The heatmap makes drop-off patterns immediately obvious — you can spot at a glance whether Week 2 retention improved for newer cohorts compared to older ones.

Pitfalls

Grouping by event week instead of first activity week. A user who joined in January and is active in March belongs to the January cohort, not the March one. Always anchor on MIN(event_date).

Counting events instead of users. If a user triggers 10 events in a week, they should still count as 1 retained user. Use COUNT(DISTINCT user_id).

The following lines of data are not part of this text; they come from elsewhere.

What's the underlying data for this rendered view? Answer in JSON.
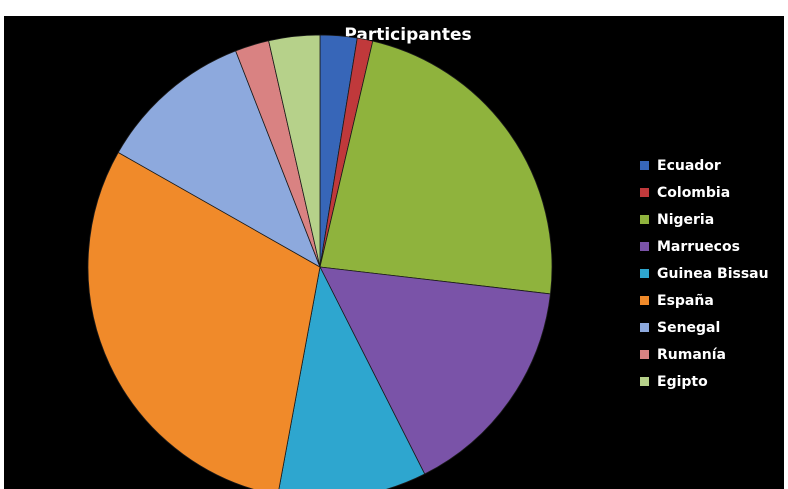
{
  "chart_data": {
    "type": "pie",
    "title": "Participantes",
    "legend_position": "right",
    "start_angle_deg": 0,
    "direction": "clockwise",
    "slices": [
      {
        "name": "Ecuador",
        "value": 2.6,
        "color": "#3766b8"
      },
      {
        "name": "Colombia",
        "value": 1.1,
        "color": "#c0393b"
      },
      {
        "name": "Nigeria",
        "value": 23.5,
        "color": "#8fb33d"
      },
      {
        "name": "Marruecos",
        "value": 15.9,
        "color": "#7a53a8"
      },
      {
        "name": "Guinea Bissau",
        "value": 10.5,
        "color": "#2ea6cf"
      },
      {
        "name": "España",
        "value": 30.7,
        "color": "#f08a2a"
      },
      {
        "name": "Senegal",
        "value": 11.0,
        "color": "#8da9dd"
      },
      {
        "name": "Rumanía",
        "value": 2.4,
        "color": "#d98282"
      },
      {
        "name": "Egipto",
        "value": 3.6,
        "color": "#b6d18a"
      }
    ]
  }
}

Treating empty cells as zero. The bottom-right triangle of a cohort table is empty because those weeks haven’t happened yet — not because users churned. Don’t fill them with zeros.

Mixing time granularities. If you truncate cohort assignment to weeks but activity to days (or vice versa), the join breaks. Keep both on the same grain throughout.